The Winds of Democracy

Interview with the Right Honourable Joe Clark

By James Martin

Joe Clark reviews the candidates during the 2006 Democratic Republic of the Congo elections. Credit: The Carter Center
Joe Clark reviews the candidates during the 2006 Democratic Republic of the Congo elections. Credit: The Carter Center

Joe Clark’s deep relationship with the people of Africa began when, as Prime Minister of Canada, he visited Cameroon while en route to the 1979 Commonwealth Heads of Government Meeting in Zambia. In 1984, as Canada’s Secretary of State for External Affairs, he was the first politician from a developed nation on the ground during the Ethiopian famine. His unwavering support of economic sanctions distinguished Canada in the battle against apartheid. Now Professor of Practice for Public-Private Sector Partnerships at the McGill Centre for Developing-Area Studies (CDAS), Clark continues his dedication to Africa’s development challenges.

You’ve recently observed elections in Cameroon, the Democratic Republic of the Congo (DRC) and Nigeria. From the CDAS perspective, does governance take precedence over poverty?

It’s not a choice; you have to pursue both paths simultaneously. When the DRC election results were coming in, the CBC asked me—to my surprise—”Look at all the money the UN is spending on this election. Why aren’t you curing poverty?” Well, you can’t cure poverty in the midst of conflict. The only long-term response to conflict is to have institutions that can be accepted in the community and add some stability.

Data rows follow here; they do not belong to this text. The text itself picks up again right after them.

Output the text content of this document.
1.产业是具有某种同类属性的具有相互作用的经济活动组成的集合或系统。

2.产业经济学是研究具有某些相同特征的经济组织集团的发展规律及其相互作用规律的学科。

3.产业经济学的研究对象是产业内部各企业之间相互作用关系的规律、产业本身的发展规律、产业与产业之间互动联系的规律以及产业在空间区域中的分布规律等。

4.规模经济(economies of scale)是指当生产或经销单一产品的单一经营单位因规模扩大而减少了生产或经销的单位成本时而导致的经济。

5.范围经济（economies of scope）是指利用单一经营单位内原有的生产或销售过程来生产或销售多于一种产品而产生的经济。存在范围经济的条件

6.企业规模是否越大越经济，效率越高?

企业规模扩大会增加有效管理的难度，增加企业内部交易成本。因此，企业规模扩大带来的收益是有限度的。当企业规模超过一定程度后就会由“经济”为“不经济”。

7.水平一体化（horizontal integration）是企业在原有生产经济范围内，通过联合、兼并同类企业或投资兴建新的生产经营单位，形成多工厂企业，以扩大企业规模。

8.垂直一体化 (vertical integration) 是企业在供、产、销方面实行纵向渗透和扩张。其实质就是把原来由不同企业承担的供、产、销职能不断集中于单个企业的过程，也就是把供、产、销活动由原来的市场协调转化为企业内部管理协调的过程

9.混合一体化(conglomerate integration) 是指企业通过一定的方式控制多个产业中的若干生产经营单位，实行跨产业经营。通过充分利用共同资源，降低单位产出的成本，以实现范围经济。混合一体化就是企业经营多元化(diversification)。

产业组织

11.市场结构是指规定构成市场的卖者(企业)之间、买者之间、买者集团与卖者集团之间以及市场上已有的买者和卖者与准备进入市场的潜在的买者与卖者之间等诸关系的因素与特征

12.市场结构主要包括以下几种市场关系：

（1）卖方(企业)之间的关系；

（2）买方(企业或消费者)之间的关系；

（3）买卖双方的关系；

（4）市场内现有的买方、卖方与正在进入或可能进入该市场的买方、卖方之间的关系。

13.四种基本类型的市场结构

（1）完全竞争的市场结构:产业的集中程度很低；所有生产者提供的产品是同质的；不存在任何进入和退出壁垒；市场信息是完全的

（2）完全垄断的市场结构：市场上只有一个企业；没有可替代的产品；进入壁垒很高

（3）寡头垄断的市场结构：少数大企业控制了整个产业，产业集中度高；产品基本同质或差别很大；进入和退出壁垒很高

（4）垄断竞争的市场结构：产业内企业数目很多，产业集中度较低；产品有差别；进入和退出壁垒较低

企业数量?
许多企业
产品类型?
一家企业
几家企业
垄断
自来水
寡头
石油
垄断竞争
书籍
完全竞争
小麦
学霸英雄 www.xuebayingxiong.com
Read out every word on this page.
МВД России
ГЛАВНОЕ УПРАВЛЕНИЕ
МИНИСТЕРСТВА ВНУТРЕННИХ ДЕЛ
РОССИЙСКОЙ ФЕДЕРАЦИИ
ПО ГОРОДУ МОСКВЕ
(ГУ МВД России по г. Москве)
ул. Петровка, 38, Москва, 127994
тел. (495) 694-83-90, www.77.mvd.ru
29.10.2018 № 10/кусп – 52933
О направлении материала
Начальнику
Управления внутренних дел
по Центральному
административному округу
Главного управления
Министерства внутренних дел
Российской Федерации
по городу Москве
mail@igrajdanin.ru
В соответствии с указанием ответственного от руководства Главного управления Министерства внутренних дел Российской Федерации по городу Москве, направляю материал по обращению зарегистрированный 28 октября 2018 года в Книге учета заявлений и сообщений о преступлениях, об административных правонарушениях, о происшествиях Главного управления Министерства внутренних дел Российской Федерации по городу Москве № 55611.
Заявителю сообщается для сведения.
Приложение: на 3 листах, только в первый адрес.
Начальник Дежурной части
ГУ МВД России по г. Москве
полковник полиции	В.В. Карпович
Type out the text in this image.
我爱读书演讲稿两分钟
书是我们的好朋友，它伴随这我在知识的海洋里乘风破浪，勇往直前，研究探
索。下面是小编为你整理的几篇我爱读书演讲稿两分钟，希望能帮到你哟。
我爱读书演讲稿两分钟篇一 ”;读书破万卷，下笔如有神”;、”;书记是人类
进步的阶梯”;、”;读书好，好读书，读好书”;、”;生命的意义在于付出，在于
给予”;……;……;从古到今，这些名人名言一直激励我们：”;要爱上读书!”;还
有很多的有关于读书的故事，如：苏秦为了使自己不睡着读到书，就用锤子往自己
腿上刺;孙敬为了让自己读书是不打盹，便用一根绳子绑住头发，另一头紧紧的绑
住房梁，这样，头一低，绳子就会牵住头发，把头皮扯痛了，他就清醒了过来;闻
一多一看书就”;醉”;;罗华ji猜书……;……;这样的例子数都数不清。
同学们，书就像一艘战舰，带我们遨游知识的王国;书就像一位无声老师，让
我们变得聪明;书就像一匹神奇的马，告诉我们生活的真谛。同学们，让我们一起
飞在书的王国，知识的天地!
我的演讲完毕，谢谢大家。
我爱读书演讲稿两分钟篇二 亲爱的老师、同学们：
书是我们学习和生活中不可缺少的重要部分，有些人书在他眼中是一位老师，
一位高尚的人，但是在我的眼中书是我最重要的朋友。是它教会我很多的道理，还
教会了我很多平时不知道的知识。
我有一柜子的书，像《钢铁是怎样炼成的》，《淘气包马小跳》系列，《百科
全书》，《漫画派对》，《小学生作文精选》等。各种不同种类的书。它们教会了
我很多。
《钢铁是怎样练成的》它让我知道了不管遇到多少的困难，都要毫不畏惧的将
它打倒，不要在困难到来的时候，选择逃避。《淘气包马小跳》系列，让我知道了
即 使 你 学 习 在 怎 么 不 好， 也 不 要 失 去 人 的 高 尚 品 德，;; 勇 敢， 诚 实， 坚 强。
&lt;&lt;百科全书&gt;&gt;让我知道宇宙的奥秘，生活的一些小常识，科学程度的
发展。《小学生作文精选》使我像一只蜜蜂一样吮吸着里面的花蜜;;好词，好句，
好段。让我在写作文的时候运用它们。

Now, obviously, if those institutions are only used to enrich the powerful, that’s counterproductive. But what, in fact, is quite consistently happening is that when those institutions work, poverty alleviation becomes a policy priority. If you leave the violence and try only to deal with the evidence of the poverty, that poverty will persist. If all you do is create an electoral system, and don’t have a society deal with its real issues, then that electoral system is not much use. The two must go together. And there’s an obligation to be sure that the things we’re doing in the name of governance work.

What steps can be taken to better ensure that success?

It’s very important to incorporate indigenous models. One of the people CDAS works with is Howard Wolpe, who heads the Africa Program of the Woodrow Wilson International Center for Scholars. His thesis is that Western models are too much based on conflict among interests, whereas the society in Africa is much more cooperative. That’s among the issues we want to look at during a conference we’re holding in mid-March.

While I was in the DRC, I worked with Apollinaire Malu Malu, the extraordinary priest and civil society activist who became the chair of the electoral commission of DRC. He’s coming to McGill as a visiting fellow during the Fall 2008 semester; he’ll be networking with various organizations—including the Canadian International Development Agency (CIDA) and Elections Quebec—and NGOs, giving public and classroom lectures and, very importantly, recording his experience in running the DRC election.

Why is it so important for Malu Malu to tell his story?

The Congo elections were one of the most trouble-free elections that I’ve ever seen. It’s been 40 years since they’ve had an election, they’ve just come through an internal conflict that took more lives than any conflict since the Second World War, and yet they brought themselves together. There were killings—not as many as one feared, but any killing is too many, obviously—but the system worked very well. This was because it was designed by a transition government that had no incumbent, so the electoral law was written for the simple purpose of conducting a fair election—and the transition government was carefully constructed from the actual militia leaders and political leaders of the groups that had been killing one another. The success was also because of Malu Malu’s extraordinary skills. His record of how he did it will be important historically, and also in terms of governance now that DRC has had elections but is a long way from being a whole state. And it will be a very useful model for other developing countries.

In 1960, then British Prime Minister Harold Macmillan talked about the winds of change blowing through Africa. He might have foreseen a higher velocity of wind, but there has been extraordinary positive change—including the kinds of breathtaking political decisions we’ve seen in the DRC.

The McGill Centre for Developing-Area Studies receives funding from McGill University and CIDA.